In the end I got an output like that for each contig for all assemblies:
start_coord_on_contig, end_coord_on_contig, domain_name, contig_name, is_complete_domain
[..]
(13443, 14499, 'CoV_RPol_N', 'SRR11939968.coronaspades.NODE_1_length_29527_cluster_1_candidate_1_domains_40_1', True),
(14598, 16065, 'RdRP_1', 'SRR11939968.coronaspades.NODE_1_length_29527_cluster_1_candidate_1_domains_40_1', True),
(17238, 17913, 'Viral_helicase1', 'SRR11939968.coronaspades.NODE_1_length_29527_cluster_1_candidate_1_domains_40_1', True),
[..]
So with this info now in hand, I'm on track for plotting the structure for all the genomes of interest (OTUs representatives, etc)
That's right, VADR doesn't use a HMM. It uses a much more sensitive CM, and it uses BlastX (or, optionally, a HMM) to confirm in amino-acid space the hit in nucleotide space.
By using that approach, VADR was able to find an RdRP in SRR057858 whereas the Pfam search missed it (as mentioned last night on Slack). So it is erroneous to assume that the VADR output is not of use.
Are you using the ordering and orientation of the contigs as canonicalize_contigs.sh does? Otherewise, for fragmented genomes, the domain ordering can be all over the place relative to the "expected" CoV domain organization.
I was planning on also including the UTR annotations, and possibly other Rfam findings.
Note that in the example above, it is showing the entire polyproteins, and not the maturation protein domains.
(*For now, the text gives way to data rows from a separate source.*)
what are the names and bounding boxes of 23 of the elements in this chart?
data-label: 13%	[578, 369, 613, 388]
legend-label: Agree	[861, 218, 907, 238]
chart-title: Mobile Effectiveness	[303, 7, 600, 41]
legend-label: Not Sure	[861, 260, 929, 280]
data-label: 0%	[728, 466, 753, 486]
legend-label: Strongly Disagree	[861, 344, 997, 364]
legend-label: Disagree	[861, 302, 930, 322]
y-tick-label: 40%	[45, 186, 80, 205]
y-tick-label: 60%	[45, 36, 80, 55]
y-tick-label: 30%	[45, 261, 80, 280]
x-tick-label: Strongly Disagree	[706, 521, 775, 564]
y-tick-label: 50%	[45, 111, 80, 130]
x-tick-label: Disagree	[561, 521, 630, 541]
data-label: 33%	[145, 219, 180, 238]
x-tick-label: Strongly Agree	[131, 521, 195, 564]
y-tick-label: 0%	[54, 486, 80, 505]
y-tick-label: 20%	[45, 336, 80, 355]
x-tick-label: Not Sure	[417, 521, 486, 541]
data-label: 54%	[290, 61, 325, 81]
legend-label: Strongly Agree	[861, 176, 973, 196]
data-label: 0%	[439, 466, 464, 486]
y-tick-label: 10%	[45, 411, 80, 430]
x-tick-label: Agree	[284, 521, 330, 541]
By using that approach, VADR was able to find an RdRP in SRR057858 whereas the Pfam search missed it (as mentioned last night on Slack). So it is erroneous to assume that the VADR output is not of use.
@taltman Something is not right here. coronaSPAdes was able to find RdRP on the edges of the graph using HMM alignments. We basically did transeq -6
on the assembly result and again there was am HMM match. So, looks like something is not correct inside the annotation pipeline, so the RdRP alignment got missed?